When I broke my wrists and ankles in childhood mishaps, I didn't have to live the rest of my life paying for my foolishness with permanent deformities because a doctor was able to set the broken bones so they could heal straight. When I caught the flu and I was too stubborn to rest, and so it turned into pneumonia, I didn't die because I had access to antibiotics to fight the infection.
My whole life, I've been able to get up in the morning and take a shower in warm water. I don't have to carry that water in from a river and burn wood to heat it because clever scientists figured out how to deliver water to faucets inside homes and also how to heat that water so that it's available when it's wanted.
There is food in my refrigerator and pantry because people have used agricultural science to figure out how to maximize crop output, fight plant diseases, and prevent predation from parasites. Others have figured out efficient ways to harvest those crops so that little is lost. More science was applied to creating refrigeration technology and other methods of food preservation. And still other people have figured out how to transport that food to places where I can purchase it.
Others have applied agricultural science to the production of animal-based food products. Thanks to science, we know what temperature those foods need to be cooked to in order to ensure safety. I've always been able to consume dairy products with confidence thanks to pasteurization.
I'm sitting in my living room now. The sun has gone down for the day, but I'm not sitting in the dark. Because science has made it possible for electricity to be delivered to my home, which powers light bulbs. The computer I'm writing this on is a wonder of scientific innovation. So many different scientific disciplines brought together so that we can all stay a little more connected to our friends.

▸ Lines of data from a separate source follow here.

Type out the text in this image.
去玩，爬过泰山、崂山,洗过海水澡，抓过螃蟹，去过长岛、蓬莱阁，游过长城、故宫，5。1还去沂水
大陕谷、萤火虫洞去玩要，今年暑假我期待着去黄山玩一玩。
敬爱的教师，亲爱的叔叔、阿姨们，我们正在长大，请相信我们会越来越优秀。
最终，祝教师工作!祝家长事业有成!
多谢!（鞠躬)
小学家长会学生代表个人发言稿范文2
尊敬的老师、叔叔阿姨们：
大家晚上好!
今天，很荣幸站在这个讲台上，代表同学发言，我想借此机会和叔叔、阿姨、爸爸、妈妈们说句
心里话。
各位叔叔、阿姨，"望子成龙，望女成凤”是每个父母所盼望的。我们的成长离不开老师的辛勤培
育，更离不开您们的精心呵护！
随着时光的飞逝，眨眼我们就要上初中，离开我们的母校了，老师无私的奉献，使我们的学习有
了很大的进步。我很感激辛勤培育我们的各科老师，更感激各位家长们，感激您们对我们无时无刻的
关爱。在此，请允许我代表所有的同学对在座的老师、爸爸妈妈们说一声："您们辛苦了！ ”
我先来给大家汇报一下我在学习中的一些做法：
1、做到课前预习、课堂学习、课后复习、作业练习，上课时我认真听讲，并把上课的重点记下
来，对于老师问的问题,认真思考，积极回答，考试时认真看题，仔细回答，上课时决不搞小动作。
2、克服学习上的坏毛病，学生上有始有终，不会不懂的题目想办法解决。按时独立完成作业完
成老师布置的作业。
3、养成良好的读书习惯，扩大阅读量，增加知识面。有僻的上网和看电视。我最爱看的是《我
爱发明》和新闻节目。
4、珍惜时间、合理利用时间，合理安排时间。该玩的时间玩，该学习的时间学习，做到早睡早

Science impacts all of our lives every day in both large and small ways. From the time one of our distant ancestors picked up a rock or a stick to defend against a predator or bring down prey, or saw a brush fire and wondered if it would be possible to harness such a power for their own purposes, human beings and our predecessors have been using science. In more modern times, we've formalized the process of scientific inquiry and honed it into the most effective tool mankind has ever had for exploring, defining, and understanding the universe around us. Science has taken us into the depths of our oceans and out among the stars.
Have there been bumps and missteps along the way? Yes. But the beauty of the scientific process is that even mistakes serve to inform our study. We learn and fine-tune and try again. Until our results are upheld by repeatability and our methods can withstand the scrutiny of our peers and rivals.

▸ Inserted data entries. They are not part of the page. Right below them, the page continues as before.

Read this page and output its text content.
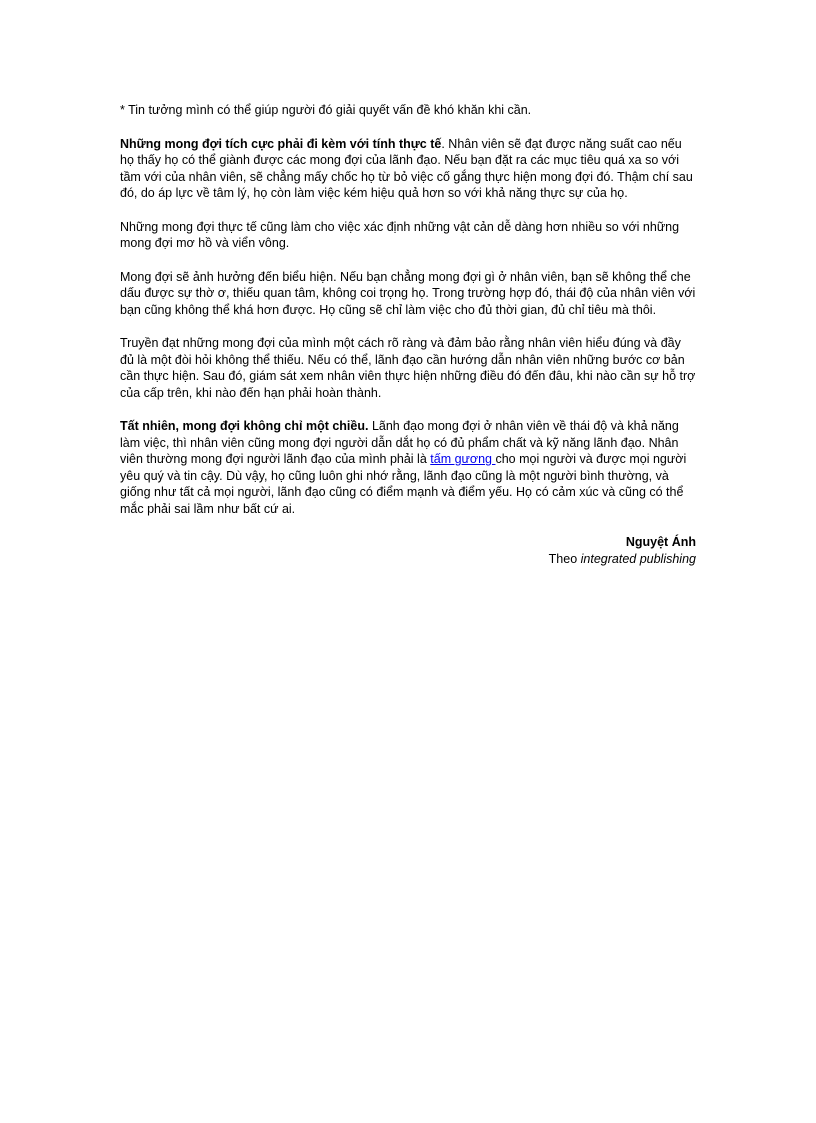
* Tin tưởng mình có thể giúp người đó giải quyết vấn đề khó khăn khi cần.

Những mong đợi tích cực phải đi kèm với tính thực tế. Nhân viên sẽ đạt được năng suất cao nếu họ thấy họ có thể giành được các mong đợi của lãnh đạo. Nếu bạn đặt ra các mục tiêu quá xa so với tầm với của nhân viên, sẽ chẳng mấy chốc họ từ bỏ việc cố gắng thực hiện mong đợi đó. Thậm chí sau đó, do áp lực về tâm lý, họ còn làm việc kém hiệu quả hơn so với khả năng thực sự của họ.

Những mong đợi thực tế cũng làm cho việc xác định những vật cản dễ dàng hơn nhiều so với những mong đợi mơ hồ và viển vông.

Mong đợi sẽ ảnh hưởng đến biểu hiện. Nếu bạn chẳng mong đợi gì ở nhân viên, bạn sẽ không thể che dấu được sự thờ ơ, thiếu quan tâm, không coi trọng họ. Trong trường hợp đó, thái độ của nhân viên với bạn cũng không thể khá hơn được. Họ cũng sẽ chỉ làm việc cho đủ thời gian, đủ chỉ tiêu mà thôi.

Truyền đạt những mong đợi của mình một cách rõ ràng và đảm bảo rằng nhân viên hiểu đúng và đầy đủ là một đòi hỏi không thể thiếu. Nếu có thể, lãnh đạo cần hướng dẫn nhân viên những bước cơ bản cần thực hiện. Sau đó, giám sát xem nhân viên thực hiện những điều đó đến đâu, khi nào cần sự hỗ trợ của cấp trên, khi nào đến hạn phải hoàn thành.

Tất nhiên, mong đợi không chỉ một chiều. Lãnh đạo mong đợi ở nhân viên về thái độ và khả năng làm việc, thì nhân viên cũng mong đợi người dẫn dắt họ có đủ phẩm chất và kỹ năng lãnh đạo. Nhân viên thường mong đợi người lãnh đạo của mình phải là tấm gương cho mọi người và được mọi người yêu quý và tin cậy. Dù vậy, họ cũng luôn ghi nhớ rằng, lãnh đạo cũng là một người bình thường, và giống như tất cả mọi người, lãnh đạo cũng có điểm mạnh và điểm yếu. Họ có cảm xúc và cũng có thể mắc phải sai lầm như bất cứ ai.

Nguyệt Ánh
Theo integrated publishing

In this way, science is superior to other methods of exploration. Because nothing needs to be taken on faith. Every conclusion can be questioned and tested. Every experiment analyzed for flaws in the methodology and unaccounted for variables. And once the evidence is in and confirmed by repeated testing and analysis, we can all study where that data came from, how it was collected, and we can prove for ourselves whether or not it supports the hypothesis or doesn't.
Science is vital to the continued survival of our species because it allows us to sift through the constant bombardment of information we experience and figure out what is and isn't supported by evidence. And once we've cleared away the noise, we can use what's left to find real solutions to real problems. And that's why science does, and always will, matter.